Instruction dataset creation

In order to verify and fine-tune Large Language Models in task of automated information extraction from judgements, we built instruction dataset as follows. First, we identified information from metadata which is contained in text of the judgement. Therefore, the following fields were selected for extraction as targets: * date * judges * recorder * signature * court_name * department_name * legal_bases

In order to ensure high quality of the dataset, we performed filtering procedure, as described below.

Data filtering

Removal of judgements with missing values in targets - if any of the target field has missing value, entire judgement is discarded (information might still be contained in judgement text, and in such case the targets would be incorrect)
Cleaning judges field - in some examples, names of judges were concatenated into single name instead of being list of names, so we split them based on conjunction
Removing examples wherein targets are not in text - due to inherent errors in acquired data, some targets might be mistyped, hence we filter them out

Data cleaning removes 173297 examples, and dataset consists of 240851.

Generating instructions

After cleaning we generate instructions for information extraction. Specifically, we define same prompt for each document, as follows:

You are extracting information from the Polish court judgments.
Extract specified values strictly from the provided judgement. If information is not provided in the judgement, leave the field with null value.
Please return the response in the identical YAML format:
'''yaml
court_name: "<nazwa sądu, string containing the full name of the court>"
date: <data, date in format YYYY-MM-DD>
department_name: "<nazwa wydziału, string containing the full name of the court's department>"
judges: "<sędziowie, list of judge full names>"
legal_bases: <podstawy prawne, list of strings containing legal bases (legal regulations)>
recorder: <protokolant, string containing the name of the recorder>
signature: <sygnatura, string contraining the signature of the judgment>
'''
=====
{context}
======

where {context} is replaced by text of each judgement. We highlight that judements are in Polish, hence to foster model responding in Polish, we provide name Polish names of the field in the prompt.

Instruction dataset

The dataset consists of 4 fields:

_id - unique identifier of the judgement
prompt - prompt containing instruction with {context} variable which should be substituted with context
context - judgement content (plain text)
output - label, expected output of the model

We divided dataset into train and test split with the following sizes: | Split | size | fraction | |——-|——–|———-| | train | 238851 | 99.17 | | test | 2000 | 0.83 |

instruct_ds = load_dataset("JuDDGES/pl-court-instruct")
instruct_ds

DatasetDict({
    train: Dataset({
        features: ['_id', 'prompt', 'context', 'output'],
        num_rows: 238851
    })
    test: Dataset({
        features: ['_id', 'prompt', 'context', 'output'],
        num_rows: 2000
    })
})

Split sizes

df = pd.DataFrame([{"Split":k, "#": len(v)} for k, v in instruct_ds.items()])
df["%"] = df["#"] / df["#"].sum() * 100
df.round(2)

	Split	#	%
0	train	238851	99.17
1	test	2000	0.83

Analysis

from torch import le


def tokenize_and_comp_length_instruct_ds(batch: dict[str, list]) -> dict[str, list]:
    tokenized_ctx = tokenizer(batch["context"], add_special_tokens=False, return_attention_mask=False, return_token_type_ids=False, return_length=True)
    tokenized_out = tokenizer(batch["output"], add_special_tokens=False, return_attention_mask=False, return_token_type_ids=False, return_length=True)

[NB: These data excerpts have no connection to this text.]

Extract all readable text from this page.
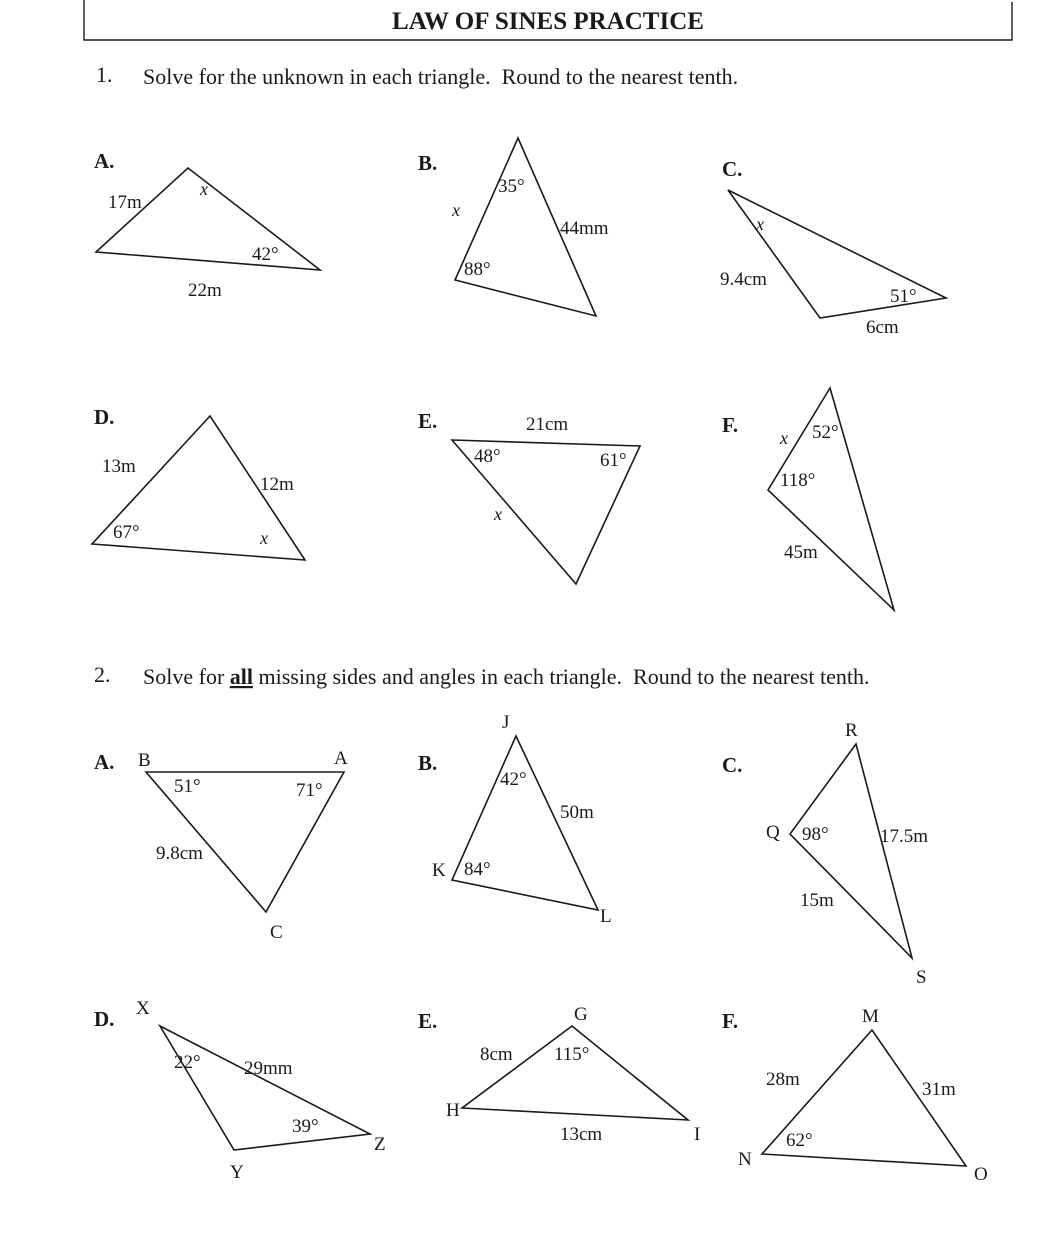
LAW OF SINES PRACTICE
1. Solve for the unknown in each triangle.  Round to the nearest tenth.
A.
17m
x
42°
22m
B.
35°
x
44mm
88°
C.
x
9.4cm
51°
6cm
D.
13m
12m
67°	x
E.	21cm
48°	61°
x
F.
x 52°
118°
45m
2. Solve for all missing sides and angles in each triangle.  Round to the nearest tenth.
A. B	A
C
51°	71°
9.8cm
B.
J
K
L
42°
84°
50m
C.
R
Q
S
98°	17.5m
15m
D. X
Y
Z
22° 29mm
39°
E.	G
H
I
8cm 115°
13cm
F.	M
N
O
28m	31m
62°
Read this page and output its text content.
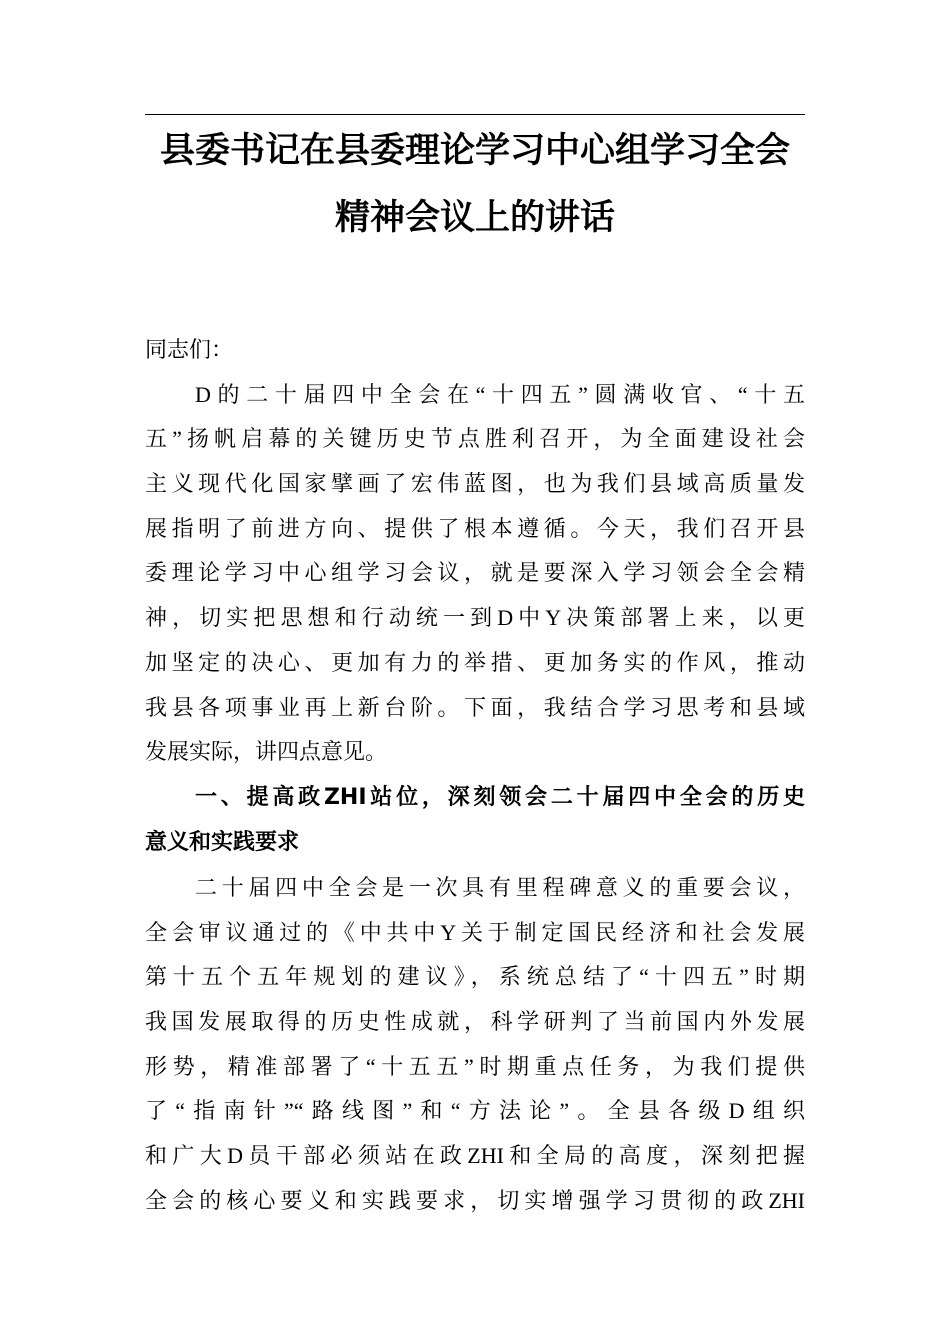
县委书记在县委理论学习中心组学习全会
精神会议上的讲话
同志们：
D的二十届四中全会在“十四五”圆满收官、“十五
五”扬帆启幕的关键历史节点胜利召开，为全面建设社会
主义现代化国家擘画了宏伟蓝图，也为我们县域高质量发
展指明了前进方向、提供了根本遵循。今天，我们召开县
委理论学习中心组学习会议，就是要深入学习领会全会精
神，切实把思想和行动统一到D中Y决策部署上来，以更
加坚定的决心、更加有力的举措、更加务实的作风，推动
我县各项事业再上新台阶。下面，我结合学习思考和县域
发展实际，讲四点意见。
一、提高政ZHI站位，深刻领会二十届四中全会的历史
意义和实践要求
二十届四中全会是一次具有里程碑意义的重要会议，
全会审议通过的《中共中Y关于制定国民经济和社会发展
第十五个五年规划的建议》，系统总结了“十四五”时期
我国发展取得的历史性成就，科学研判了当前国内外发展
形势，精准部署了“十五五”时期重点任务，为我们提供
了“指南针”“路线图”和“方法论”。全县各级D组织
和广大D员干部必须站在政ZHI和全局的高度，深刻把握
全会的核心要义和实践要求，切实增强学习贯彻的政ZHI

    return {"context_num_tokens": tokenized_ctx["length"], "output_num_tokens": tokenized_out["length"]}

instruct_ds_tok = instruct_ds.map(tokenize_and_comp_length_instruct_ds, batched=True, batch_size=32, remove_columns=["prompt", "context", "output"], num_proc=20)
instruct_ds_tok = pd.concat([instruct_ds_tok["train"].to_pandas(), instruct_ds_tok["test"].to_pandas()], axis=0, keys=["train", "test"]).reset_index(level=0).rename(columns={"level_0": "split"})
instruct_ds_tok.head()

	split	_id	context_num_tokens	output_num_tokens
0	train	150515100001006_II_K_000220_2017_Uz_2017-10-03...	2371	134
1	train	152500000001521_III_AUa_000581_2013_Uz_2014-02...	5984	233
2	train	155500000000503_I_ACa_000098_2016_Uz_2016-06-1...	21328	128
3	train	150510000000503_I_Ca_000018_2016_Uz_2016-01-28...	369	97
4	train	150515300001006_II_K_000438_2018_Uz_2018-11-14...	6918	143

print(f"0.95 quantile of maximum output: {instruct_ds_tok['output_num_tokens'].quantile(0.95)}")

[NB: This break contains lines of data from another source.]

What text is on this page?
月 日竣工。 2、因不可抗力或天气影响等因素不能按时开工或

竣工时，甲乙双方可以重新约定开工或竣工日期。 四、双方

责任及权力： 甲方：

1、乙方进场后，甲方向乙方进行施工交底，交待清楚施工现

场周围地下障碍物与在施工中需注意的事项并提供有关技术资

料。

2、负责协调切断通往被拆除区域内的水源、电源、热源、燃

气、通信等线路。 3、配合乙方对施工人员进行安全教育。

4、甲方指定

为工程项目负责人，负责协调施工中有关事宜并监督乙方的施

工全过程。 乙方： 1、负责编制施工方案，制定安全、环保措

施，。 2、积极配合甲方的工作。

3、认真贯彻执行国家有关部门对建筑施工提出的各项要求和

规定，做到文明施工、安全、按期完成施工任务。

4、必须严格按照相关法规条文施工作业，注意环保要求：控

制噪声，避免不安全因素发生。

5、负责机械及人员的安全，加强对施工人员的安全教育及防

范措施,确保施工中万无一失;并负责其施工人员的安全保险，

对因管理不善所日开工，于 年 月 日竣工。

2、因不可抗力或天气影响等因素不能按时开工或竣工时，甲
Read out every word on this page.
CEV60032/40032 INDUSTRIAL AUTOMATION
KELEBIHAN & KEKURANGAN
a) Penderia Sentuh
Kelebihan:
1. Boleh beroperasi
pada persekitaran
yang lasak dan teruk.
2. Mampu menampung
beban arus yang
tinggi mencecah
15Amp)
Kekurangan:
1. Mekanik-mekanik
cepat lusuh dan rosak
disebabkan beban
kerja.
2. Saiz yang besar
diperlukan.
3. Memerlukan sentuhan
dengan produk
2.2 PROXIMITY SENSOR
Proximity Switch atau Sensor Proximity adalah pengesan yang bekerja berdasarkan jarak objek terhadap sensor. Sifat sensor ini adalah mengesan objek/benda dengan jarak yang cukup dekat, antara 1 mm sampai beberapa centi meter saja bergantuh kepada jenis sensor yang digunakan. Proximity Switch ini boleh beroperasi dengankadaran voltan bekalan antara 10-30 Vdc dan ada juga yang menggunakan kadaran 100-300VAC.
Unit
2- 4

0.95 quantile of maximum output: 295.0

tok_melt = instruct_ds_tok.melt(id_vars=["split"], value_vars=["context_num_tokens", "output_num_tokens"], var_name="Text", value_name="#Tokens")
tok_melt["Text"] = tok_melt["Text"].map({"context_num_tokens": "Context", "output_num_tokens": "Output"})

g = sns.displot(data=tok_melt, x="#Tokens", col="Text", hue="split", kind="kde", fill=True, log_scale=True, common_norm=False, facet_kws=dict(sharex=False, sharey=False))
g.figure.suptitle("Distribution of #Tokens (llama-3 tokenizer) in Context and Output in instruct dataset")
g.figure.tight_layout()
plt.show()

_, ax = plt.subplots(1, 1, figsize=(10, 10))
ax = sns.countplot(data=per_type_tokens.join(instruct_ds_tok.set_index("_id"), how="right"), y="type", hue="split")
ax.set(xscale="log", title="Distribution of types in dataset splits", xlabel="Count", ylabel="Type")
plt.show()